Current discussion in Africa, Europe, and the Americas over reparations, affirmative action, and whether governments and private corporations should apologize for owning or trading human beings attests to the fact that the past has not passed, that legacies of slavery and slave trading continue to shape the Atlantic world in powerful and complicated ways.

In exploring the history and memory of the African, European, and American past, this site provides an international forum in which students and scholars can explore—together—how individuals experienced bondage and slave trades, as well as how historians, artists, anthropologists, novelists, archaeologists, poets, politicians, and other individuals today remember, represent, and research systems of slavery and slave trading. HistoryConnect seeks to link students and scholars around the world who are interested in slavery, slave trading, and their legacies.

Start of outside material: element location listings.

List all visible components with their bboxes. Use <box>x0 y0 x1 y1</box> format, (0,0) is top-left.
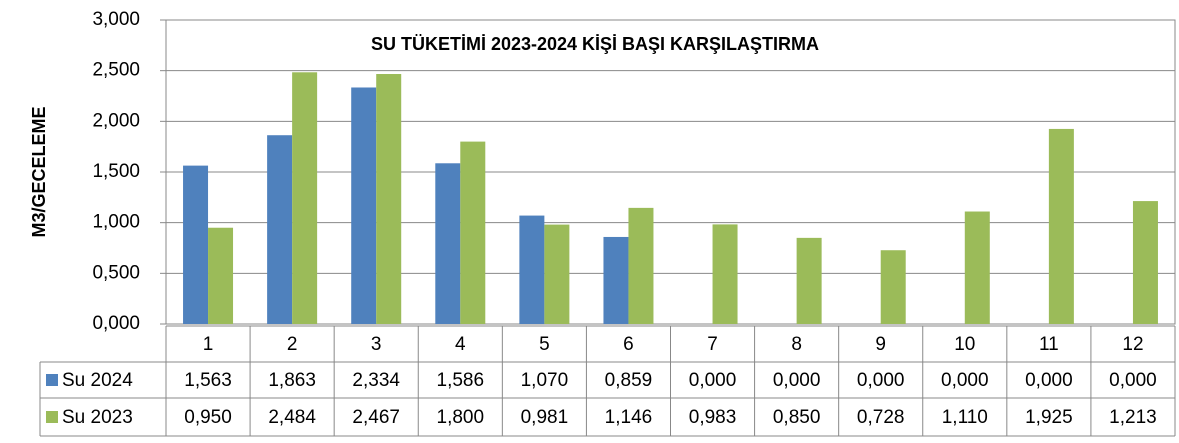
table-value: 0,950 <box>184 407 232 428</box>
table-value: 1,110 <box>942 407 988 428</box>
bar <box>1048 128 1074 324</box>
bar <box>880 250 906 324</box>
table-value: 0,859 <box>605 370 653 391</box>
bar <box>964 211 990 324</box>
table-value: 2,484 <box>268 407 316 428</box>
table-value: 1,213 <box>1109 407 1157 428</box>
bar <box>519 215 545 324</box>
legend-label: Su 2023 <box>62 407 133 428</box>
table-value: 0,000 <box>689 370 737 391</box>
table-value: 1,146 <box>605 407 653 428</box>
y-tick-label: 3,000 <box>92 9 140 30</box>
x-tick-label: 1 <box>203 334 214 355</box>
x-tick-label: 9 <box>875 334 886 355</box>
x-tick-label: 4 <box>455 334 466 355</box>
chart-title: SU TÜKETİMİ 2023-2024 KİŞİ BAŞI KARŞILAŞ… <box>371 34 819 54</box>
x-tick-label: 2 <box>287 334 298 355</box>
bar <box>208 227 234 324</box>
y-tick-label: 0,000 <box>92 313 140 334</box>
table-value: 1,863 <box>268 370 316 391</box>
table-value: 0,983 <box>689 407 737 428</box>
x-tick-label: 11 <box>1039 334 1059 355</box>
table-value: 0,000 <box>773 370 821 391</box>
x-tick-label: 10 <box>954 334 975 355</box>
y-tick-label: 2,500 <box>92 60 140 81</box>
table-value: 1,586 <box>437 370 485 391</box>
x-tick-label: 6 <box>623 334 634 355</box>
bar <box>544 224 570 324</box>
bar <box>796 237 822 324</box>
bar <box>460 141 486 324</box>
x-tick-label: 7 <box>707 334 718 355</box>
y-tick-label: 2,000 <box>92 110 140 131</box>
y-tick-label: 1,500 <box>92 161 140 182</box>
legend-key <box>46 374 58 386</box>
bar <box>603 236 629 324</box>
table-value: 0,000 <box>1025 370 1073 391</box>
bar <box>351 87 377 324</box>
table-value: 1,070 <box>521 370 569 391</box>
bar <box>376 74 402 324</box>
table-value: 0,728 <box>857 407 905 428</box>
bar <box>267 135 293 324</box>
bar <box>628 207 654 324</box>
x-tick-label: 3 <box>371 334 382 355</box>
bar <box>435 163 461 324</box>
table-value: 0,000 <box>941 370 989 391</box>
table-value: 2,467 <box>352 407 400 428</box>
table-value: 0,850 <box>773 407 821 428</box>
x-tick-label: 5 <box>539 334 550 355</box>
x-tick-label: 12 <box>1122 334 1143 355</box>
legend-key <box>46 411 58 423</box>
table-value: 0,000 <box>1109 370 1157 391</box>
table-value: 0,981 <box>521 407 569 428</box>
y-tick-label: 1,000 <box>92 212 140 233</box>
table-value: 1,925 <box>1025 407 1073 428</box>
bar <box>712 224 738 324</box>
table-value: 2,334 <box>352 370 400 391</box>
legend-label: Su 2024 <box>62 370 133 391</box>
bar <box>183 165 209 324</box>
table-value: 1,800 <box>437 407 485 428</box>
y-axis-label: M3/GECELEME <box>29 106 49 237</box>
y-tick-label: 0,500 <box>92 262 140 283</box>
bar <box>292 72 318 325</box>
table-value: 0,000 <box>857 370 905 391</box>
x-tick-label: 8 <box>791 334 802 355</box>
bar <box>1132 201 1158 324</box>
table-value: 1,563 <box>184 370 232 391</box>
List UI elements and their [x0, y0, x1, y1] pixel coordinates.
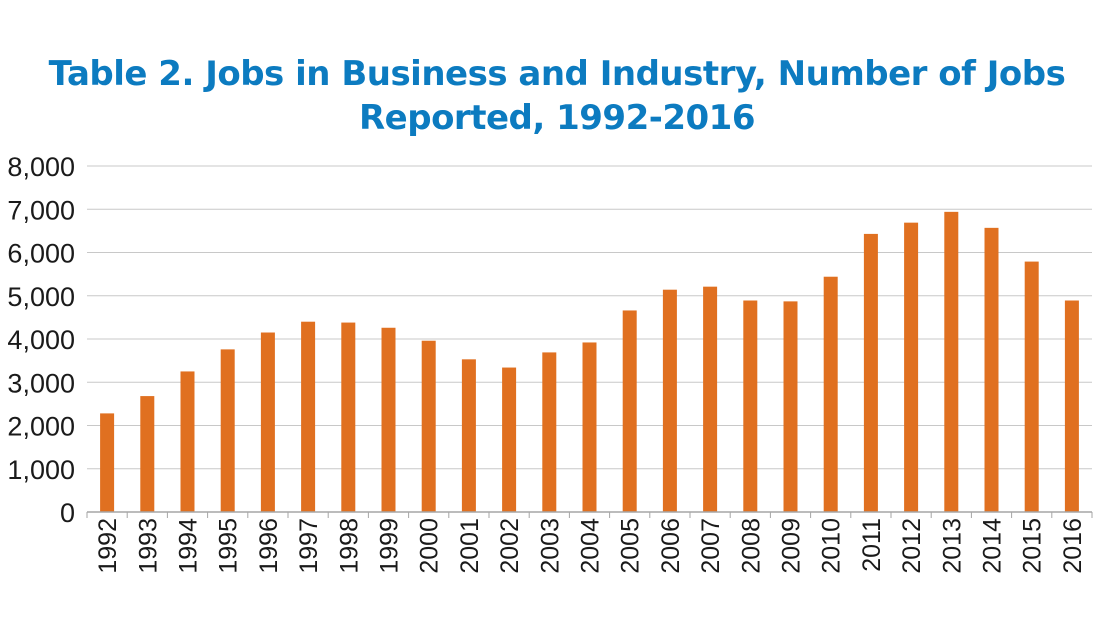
y-tick-label: 6,000 — [7, 239, 75, 269]
x-tick-label: 2006 — [657, 518, 685, 574]
y-tick-label: 0 — [60, 498, 75, 528]
bar — [100, 413, 115, 512]
bar — [944, 211, 959, 512]
bar — [823, 276, 838, 512]
bar — [662, 289, 677, 512]
bar — [582, 342, 597, 512]
x-tick-label: 2010 — [818, 518, 846, 574]
x-tick-label: 2009 — [778, 518, 806, 574]
y-tick-label: 1,000 — [7, 455, 75, 485]
x-tick-label: 2013 — [938, 518, 966, 574]
x-tick-label: 2001 — [456, 518, 484, 574]
x-tick-label: 1996 — [255, 518, 283, 574]
bar — [703, 286, 718, 512]
bar — [622, 310, 637, 512]
y-tick-label: 4,000 — [7, 325, 75, 355]
y-tick-label: 8,000 — [7, 152, 75, 182]
bar — [341, 322, 356, 512]
bar — [260, 332, 275, 512]
bar — [381, 327, 396, 512]
x-tick-label: 2003 — [536, 518, 564, 574]
bar — [301, 321, 316, 512]
x-tick-label: 2015 — [1019, 518, 1047, 574]
x-tick-label: 2007 — [697, 518, 725, 574]
x-tick-label: 2002 — [496, 518, 524, 574]
x-tick-label: 1998 — [335, 518, 363, 574]
y-tick-label: 3,000 — [7, 368, 75, 398]
x-tick-label: 2000 — [416, 518, 444, 574]
x-tick-label: 1995 — [215, 518, 243, 574]
x-tick-label: 1999 — [376, 518, 404, 574]
bar — [180, 371, 195, 512]
bar — [140, 396, 155, 512]
x-tick-label: 1993 — [134, 518, 162, 574]
bar — [1064, 300, 1079, 512]
x-tick-label: 2005 — [617, 518, 645, 574]
bar — [904, 222, 919, 512]
bar — [783, 301, 798, 512]
chart-title-line-2: Reported, 1992-2016 — [359, 98, 755, 138]
x-tick-label: 2012 — [898, 518, 926, 574]
bar — [1024, 261, 1039, 512]
x-tick-label: 1997 — [295, 518, 323, 574]
bar — [743, 300, 758, 512]
y-tick-label: 7,000 — [7, 195, 75, 225]
chart-title: Table 2. Jobs in Business and Industry, … — [0, 52, 1114, 140]
chart-title-line-1: Table 2. Jobs in Business and Industry, … — [48, 54, 1066, 94]
bar — [421, 340, 436, 512]
y-tick-label: 2,000 — [7, 412, 75, 442]
bar — [220, 349, 235, 512]
x-tick-label: 2008 — [737, 518, 765, 574]
x-tick-label: 2004 — [577, 518, 605, 574]
bar — [461, 359, 476, 512]
x-tick-label: 1994 — [175, 518, 203, 574]
x-tick-label: 2011 — [858, 518, 886, 572]
x-tick-label: 2014 — [979, 518, 1007, 574]
x-tick-label: 1992 — [94, 518, 122, 574]
bar — [863, 233, 878, 512]
bar — [984, 227, 999, 512]
x-tick-label: 2016 — [1059, 518, 1087, 574]
y-tick-label: 5,000 — [7, 282, 75, 312]
bar — [542, 352, 557, 512]
bar — [502, 367, 517, 512]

You are invited to help construct this site by posting relevant articles, images, projects, or personal reflections and ideas to existing pages. You may also create your own pages to stimulate constructive dialogue in new areas. The discussion thread on each page allows us to engage one another in civil and thoughtful conversation—please feel free to comment on any posted item or to offer other items you have encountered in your reading and research.

Initial contributors to this site include students and scholars based at The University of Louisiana at Lafayette, several Virginia institutions of higher learning (the College of William and Mary, Virginia Union University, Randolph-Macon College, and J. Sargeant Reynolds Community College),as well as students and scholars from universities in Ghana, Sénégal, Nigeria, Brazil, Canada, and the UK.